As for their being louts, weren't we all loutish in our way at 17? I slurped my soup and once threatened to throw a Jesus man down the steps of the Master's Lodge at Downing College because he wouldn't stop gatecrashing our seminars and provoking F R Leavis into telling the same stories about "that worm T S Eliot". "Mention Eliot again and you're dead meat," I told him. (The Jesus man, I mean, not Leavis.) Nothing to do with Eton. I was a grammar school Leavisite lout. And certainly the Etonian of my recent acquaintance, the one who wore odd socks, had nothing loutish about him. What he had been taught was how to appraise beauty, how to hold a conversation – in short, how to think and how to be a gentleman – and what's wrong with that?

Unfair that I hadn't been taught to be a gentleman, I agree. But wasn't that my school's fault? With all its virtues, it left out that: educating us to move with suaveness and aesthetic know-how through society. Is it the inevitable consequence of a two-tiered education system that the modern comprehensive sends its pupils ignorant, armed to the teeth, and full of curses into a world they consider hostile? Does inequality do this, or does the fault not lie, rather, in the social attitudes of those who administer and teach at comprehensives?

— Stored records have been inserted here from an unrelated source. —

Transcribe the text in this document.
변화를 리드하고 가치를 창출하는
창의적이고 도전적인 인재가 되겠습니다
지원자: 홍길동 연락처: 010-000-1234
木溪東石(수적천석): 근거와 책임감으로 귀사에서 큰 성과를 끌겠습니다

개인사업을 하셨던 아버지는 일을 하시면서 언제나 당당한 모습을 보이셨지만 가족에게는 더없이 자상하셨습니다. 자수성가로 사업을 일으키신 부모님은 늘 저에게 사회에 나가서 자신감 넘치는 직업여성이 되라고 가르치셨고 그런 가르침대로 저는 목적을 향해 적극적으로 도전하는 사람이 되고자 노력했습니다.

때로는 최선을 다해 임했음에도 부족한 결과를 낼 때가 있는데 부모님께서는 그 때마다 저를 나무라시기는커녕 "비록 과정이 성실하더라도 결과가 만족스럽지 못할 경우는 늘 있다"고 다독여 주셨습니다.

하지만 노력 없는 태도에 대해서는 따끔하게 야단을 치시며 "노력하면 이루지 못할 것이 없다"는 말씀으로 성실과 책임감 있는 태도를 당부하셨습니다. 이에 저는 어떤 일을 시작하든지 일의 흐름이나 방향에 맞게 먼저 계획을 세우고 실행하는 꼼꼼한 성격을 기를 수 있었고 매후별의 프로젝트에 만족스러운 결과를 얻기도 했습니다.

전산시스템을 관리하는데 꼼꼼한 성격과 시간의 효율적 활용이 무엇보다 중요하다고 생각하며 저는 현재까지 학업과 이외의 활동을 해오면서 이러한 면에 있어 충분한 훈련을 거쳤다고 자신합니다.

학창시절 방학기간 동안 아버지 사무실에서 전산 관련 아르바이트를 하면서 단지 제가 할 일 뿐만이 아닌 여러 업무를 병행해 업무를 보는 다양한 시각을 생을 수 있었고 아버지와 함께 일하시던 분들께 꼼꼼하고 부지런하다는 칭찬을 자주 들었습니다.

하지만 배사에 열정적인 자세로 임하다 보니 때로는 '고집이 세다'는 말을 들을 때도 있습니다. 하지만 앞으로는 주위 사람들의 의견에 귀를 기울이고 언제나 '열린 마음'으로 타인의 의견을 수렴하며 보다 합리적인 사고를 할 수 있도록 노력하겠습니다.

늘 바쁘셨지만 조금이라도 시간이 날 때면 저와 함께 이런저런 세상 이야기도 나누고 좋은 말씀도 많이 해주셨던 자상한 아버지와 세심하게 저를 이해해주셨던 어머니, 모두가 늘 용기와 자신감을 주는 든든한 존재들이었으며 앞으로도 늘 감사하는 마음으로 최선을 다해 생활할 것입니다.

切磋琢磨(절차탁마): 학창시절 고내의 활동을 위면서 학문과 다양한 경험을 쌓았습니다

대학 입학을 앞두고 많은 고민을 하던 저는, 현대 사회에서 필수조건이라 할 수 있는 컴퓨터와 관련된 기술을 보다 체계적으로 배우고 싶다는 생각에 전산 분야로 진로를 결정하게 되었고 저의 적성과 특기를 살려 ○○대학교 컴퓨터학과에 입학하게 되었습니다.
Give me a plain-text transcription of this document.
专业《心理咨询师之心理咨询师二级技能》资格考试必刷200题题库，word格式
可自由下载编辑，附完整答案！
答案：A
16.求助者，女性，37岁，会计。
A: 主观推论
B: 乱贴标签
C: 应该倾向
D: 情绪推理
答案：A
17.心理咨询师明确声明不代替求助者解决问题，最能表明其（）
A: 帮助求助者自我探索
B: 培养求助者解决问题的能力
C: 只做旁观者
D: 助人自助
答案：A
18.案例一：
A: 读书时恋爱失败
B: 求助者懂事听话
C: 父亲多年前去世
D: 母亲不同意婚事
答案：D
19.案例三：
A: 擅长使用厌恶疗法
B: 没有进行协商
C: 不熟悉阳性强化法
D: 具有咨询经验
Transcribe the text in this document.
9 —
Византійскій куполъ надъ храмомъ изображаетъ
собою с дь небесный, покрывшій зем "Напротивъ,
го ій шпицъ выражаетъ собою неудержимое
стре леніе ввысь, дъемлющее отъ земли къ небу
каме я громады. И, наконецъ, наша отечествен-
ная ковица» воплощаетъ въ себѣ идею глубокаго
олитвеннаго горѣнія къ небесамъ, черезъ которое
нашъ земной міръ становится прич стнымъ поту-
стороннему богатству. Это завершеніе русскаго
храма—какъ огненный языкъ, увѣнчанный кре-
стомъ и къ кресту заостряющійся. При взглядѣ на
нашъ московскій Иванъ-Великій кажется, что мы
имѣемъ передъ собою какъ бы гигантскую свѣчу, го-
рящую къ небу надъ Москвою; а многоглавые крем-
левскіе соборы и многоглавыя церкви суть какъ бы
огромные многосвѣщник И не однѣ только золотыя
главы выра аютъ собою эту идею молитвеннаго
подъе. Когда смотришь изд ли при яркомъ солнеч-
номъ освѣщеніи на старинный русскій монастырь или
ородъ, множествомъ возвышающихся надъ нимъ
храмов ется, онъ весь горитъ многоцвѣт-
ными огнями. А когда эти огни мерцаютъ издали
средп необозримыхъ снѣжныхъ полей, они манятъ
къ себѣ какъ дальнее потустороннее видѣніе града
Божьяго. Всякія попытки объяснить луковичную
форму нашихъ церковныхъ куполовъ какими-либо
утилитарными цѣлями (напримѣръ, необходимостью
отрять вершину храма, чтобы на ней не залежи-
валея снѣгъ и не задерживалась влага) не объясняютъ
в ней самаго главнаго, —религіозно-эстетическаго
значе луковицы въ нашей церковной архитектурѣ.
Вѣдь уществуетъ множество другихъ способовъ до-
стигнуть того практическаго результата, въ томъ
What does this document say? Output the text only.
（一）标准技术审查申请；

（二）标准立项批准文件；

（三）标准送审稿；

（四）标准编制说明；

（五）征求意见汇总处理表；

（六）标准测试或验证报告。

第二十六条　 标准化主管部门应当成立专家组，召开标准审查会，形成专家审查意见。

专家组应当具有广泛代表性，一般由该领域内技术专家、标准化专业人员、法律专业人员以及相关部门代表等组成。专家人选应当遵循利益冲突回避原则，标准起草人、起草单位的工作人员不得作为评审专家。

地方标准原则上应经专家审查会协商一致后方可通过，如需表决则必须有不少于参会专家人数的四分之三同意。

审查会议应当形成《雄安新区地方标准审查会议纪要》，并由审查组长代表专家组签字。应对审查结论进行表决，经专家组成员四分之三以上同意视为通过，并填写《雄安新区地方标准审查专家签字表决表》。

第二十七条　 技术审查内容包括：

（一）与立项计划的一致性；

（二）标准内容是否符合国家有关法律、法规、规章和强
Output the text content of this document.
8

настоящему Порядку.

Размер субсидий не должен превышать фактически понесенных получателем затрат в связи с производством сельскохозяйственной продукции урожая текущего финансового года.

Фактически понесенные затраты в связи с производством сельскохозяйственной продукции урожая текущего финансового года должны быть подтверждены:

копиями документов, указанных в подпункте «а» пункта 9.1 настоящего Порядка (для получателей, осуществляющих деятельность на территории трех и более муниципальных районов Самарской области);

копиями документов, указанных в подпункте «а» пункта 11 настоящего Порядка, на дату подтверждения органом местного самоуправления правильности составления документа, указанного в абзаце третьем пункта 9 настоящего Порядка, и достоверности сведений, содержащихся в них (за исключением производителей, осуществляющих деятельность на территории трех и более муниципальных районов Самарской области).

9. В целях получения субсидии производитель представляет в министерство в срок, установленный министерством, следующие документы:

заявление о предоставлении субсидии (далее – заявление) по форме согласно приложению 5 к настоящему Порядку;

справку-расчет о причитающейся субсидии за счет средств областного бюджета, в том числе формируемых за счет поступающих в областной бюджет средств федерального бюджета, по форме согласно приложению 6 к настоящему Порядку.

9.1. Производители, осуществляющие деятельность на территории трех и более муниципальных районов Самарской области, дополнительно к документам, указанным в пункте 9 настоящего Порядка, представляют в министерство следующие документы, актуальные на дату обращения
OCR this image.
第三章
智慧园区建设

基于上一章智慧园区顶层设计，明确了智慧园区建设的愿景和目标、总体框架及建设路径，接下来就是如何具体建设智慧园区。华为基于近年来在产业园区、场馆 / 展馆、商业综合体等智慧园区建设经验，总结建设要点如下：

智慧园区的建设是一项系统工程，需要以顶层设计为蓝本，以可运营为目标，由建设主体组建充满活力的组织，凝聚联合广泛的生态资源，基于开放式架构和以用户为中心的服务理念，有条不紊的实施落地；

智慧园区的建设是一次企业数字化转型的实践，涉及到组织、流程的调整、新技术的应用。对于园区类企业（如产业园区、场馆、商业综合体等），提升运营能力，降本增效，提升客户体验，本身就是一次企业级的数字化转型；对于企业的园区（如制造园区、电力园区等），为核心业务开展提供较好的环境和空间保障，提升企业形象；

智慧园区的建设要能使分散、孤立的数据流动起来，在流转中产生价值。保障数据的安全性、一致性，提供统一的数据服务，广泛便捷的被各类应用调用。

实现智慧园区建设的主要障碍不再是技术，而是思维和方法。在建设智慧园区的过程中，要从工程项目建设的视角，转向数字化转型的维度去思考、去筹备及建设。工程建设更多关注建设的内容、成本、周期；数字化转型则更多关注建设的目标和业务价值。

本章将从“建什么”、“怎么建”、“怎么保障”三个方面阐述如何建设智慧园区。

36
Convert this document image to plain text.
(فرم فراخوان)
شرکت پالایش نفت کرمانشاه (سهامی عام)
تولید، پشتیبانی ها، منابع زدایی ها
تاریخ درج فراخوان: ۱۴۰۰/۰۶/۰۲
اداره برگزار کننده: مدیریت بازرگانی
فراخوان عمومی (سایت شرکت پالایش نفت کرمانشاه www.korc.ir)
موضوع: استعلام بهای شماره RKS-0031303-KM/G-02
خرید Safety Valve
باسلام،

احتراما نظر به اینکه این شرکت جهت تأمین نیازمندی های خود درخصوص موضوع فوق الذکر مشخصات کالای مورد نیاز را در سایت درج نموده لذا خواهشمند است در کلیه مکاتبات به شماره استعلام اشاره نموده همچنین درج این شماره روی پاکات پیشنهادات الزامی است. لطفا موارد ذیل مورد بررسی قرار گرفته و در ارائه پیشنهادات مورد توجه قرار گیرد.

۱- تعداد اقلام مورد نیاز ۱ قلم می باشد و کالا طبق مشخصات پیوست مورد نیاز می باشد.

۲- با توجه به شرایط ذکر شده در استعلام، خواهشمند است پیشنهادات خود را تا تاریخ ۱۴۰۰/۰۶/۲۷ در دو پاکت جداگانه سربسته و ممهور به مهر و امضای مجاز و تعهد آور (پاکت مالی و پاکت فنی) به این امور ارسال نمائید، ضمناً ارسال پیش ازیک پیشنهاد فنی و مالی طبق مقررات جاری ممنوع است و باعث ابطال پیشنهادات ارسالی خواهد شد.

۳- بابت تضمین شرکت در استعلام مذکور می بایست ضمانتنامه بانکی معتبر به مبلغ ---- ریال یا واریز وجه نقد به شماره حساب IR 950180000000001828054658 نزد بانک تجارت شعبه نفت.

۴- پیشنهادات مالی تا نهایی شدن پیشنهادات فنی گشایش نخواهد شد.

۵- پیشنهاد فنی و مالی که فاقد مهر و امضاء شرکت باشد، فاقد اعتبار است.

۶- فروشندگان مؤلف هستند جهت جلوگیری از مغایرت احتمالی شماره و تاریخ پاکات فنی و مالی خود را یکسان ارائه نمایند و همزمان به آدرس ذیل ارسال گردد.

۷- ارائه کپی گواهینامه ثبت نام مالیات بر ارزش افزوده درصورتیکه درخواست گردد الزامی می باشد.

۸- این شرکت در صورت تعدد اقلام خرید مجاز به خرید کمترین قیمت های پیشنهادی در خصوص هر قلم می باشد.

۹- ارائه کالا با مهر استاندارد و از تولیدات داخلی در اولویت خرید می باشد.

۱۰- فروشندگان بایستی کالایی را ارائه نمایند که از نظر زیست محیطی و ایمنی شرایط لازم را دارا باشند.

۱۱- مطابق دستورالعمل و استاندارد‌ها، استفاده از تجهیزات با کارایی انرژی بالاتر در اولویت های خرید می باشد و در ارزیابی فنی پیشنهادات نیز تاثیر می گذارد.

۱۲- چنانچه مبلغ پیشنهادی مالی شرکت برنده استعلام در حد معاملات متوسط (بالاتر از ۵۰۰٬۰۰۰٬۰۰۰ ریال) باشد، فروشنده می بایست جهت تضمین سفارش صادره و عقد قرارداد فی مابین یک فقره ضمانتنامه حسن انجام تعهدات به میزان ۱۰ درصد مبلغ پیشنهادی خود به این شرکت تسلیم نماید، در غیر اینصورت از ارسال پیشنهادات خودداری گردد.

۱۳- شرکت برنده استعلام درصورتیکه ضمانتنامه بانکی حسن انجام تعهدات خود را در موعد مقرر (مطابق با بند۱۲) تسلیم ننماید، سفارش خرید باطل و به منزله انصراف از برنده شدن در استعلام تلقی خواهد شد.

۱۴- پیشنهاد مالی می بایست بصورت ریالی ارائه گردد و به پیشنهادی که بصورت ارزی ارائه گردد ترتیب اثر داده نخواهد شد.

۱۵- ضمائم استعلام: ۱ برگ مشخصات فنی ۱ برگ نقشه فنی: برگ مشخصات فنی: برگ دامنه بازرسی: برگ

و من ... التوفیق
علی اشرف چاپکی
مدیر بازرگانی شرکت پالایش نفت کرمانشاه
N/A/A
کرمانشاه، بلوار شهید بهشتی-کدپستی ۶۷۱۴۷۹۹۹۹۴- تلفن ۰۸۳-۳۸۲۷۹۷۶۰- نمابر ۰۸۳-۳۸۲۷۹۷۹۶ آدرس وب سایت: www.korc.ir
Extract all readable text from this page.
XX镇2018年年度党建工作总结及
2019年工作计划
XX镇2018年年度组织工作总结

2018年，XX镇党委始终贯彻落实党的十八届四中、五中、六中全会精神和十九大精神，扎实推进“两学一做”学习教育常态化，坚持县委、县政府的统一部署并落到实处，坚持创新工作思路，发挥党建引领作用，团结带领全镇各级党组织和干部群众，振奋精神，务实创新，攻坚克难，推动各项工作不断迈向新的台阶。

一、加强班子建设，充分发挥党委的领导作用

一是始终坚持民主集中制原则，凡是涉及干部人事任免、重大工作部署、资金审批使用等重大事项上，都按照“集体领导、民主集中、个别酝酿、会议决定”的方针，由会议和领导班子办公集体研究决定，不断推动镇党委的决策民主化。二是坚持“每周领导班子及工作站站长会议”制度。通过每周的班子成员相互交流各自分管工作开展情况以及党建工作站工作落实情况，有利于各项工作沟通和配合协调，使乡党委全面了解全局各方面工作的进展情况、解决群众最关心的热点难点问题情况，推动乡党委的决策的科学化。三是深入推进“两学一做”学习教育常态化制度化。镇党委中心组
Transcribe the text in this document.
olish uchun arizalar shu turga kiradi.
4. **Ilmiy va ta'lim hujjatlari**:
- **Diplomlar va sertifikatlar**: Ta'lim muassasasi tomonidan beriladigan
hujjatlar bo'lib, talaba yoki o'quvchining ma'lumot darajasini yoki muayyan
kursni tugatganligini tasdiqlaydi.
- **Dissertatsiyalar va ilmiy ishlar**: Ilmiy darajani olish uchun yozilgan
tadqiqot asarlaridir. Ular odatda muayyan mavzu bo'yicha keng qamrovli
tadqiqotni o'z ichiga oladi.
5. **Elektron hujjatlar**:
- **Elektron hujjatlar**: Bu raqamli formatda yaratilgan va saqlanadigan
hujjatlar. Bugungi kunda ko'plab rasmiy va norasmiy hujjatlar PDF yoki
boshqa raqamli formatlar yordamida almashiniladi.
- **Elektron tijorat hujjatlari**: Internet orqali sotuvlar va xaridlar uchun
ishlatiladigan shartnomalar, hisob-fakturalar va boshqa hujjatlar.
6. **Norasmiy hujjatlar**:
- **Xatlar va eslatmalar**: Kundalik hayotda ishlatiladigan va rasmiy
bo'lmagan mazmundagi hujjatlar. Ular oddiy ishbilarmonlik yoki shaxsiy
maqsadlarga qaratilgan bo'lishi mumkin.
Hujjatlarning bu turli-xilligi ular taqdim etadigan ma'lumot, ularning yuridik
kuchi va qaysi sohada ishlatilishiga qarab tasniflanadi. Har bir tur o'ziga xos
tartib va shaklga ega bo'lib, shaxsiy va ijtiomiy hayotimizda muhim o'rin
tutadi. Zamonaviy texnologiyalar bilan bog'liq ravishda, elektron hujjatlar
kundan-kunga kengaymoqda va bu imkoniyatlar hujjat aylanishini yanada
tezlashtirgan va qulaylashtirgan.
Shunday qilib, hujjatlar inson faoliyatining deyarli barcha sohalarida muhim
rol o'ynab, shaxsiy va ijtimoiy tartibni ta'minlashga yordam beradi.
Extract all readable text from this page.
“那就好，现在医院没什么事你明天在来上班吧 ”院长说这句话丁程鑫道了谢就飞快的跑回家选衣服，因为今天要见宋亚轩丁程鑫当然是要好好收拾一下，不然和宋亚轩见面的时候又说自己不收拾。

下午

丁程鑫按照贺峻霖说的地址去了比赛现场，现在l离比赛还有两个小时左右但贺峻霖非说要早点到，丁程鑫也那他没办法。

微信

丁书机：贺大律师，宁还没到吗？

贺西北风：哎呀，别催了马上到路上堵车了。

If we think good manners and assurance are tainted by association with wealth and privilege and are therefore not to be esteemed, we are to blame when only the wealthy and the privileged have them. I see nothing in the assumptions of egalitarian educationalists to make me believe that when Eton goes every school beneath it will move up a notch.

This is not a good time to be arguing the case for public schools. Though the disgraced Tory MP Derek Conway attended a comprehensive followed by a polytechnic (so not much of an advertisement for either), his munificently rewarded researcher-sons are both Harrovians, and the more we learn about their lifestyle the more it corresponds to that toffish loutishness Alan Bennett describes.

If Henry and Freddie Conway are the best Harrow can do, then, yes, firebomb it tomorrow. But anyone watching last week's television documentary A Boy Called Alex, about a gifted 17-year-old musician with cystic fibrosis, will have observed a different aspect of public school education. The film followed Alex's attempts to defy his illness and conduct his school – he is at Eton – in a full-scale performance of Bach's Magnificat. That's a lot of singers, a lot of musicians, a lot of musical know-how, and considerable patience and kindness, for a single school to lay its hands on. And behind it all, highly dedicated music teaching.

Few state schools have the money to provide that. But there are more modest works by Bach they could introduce their pupils to if they had the intellectual ambition. Thrown in with everything else the rich want for their children is cultivation. We shouldn't resent or wish to abolish that; we should emulate it.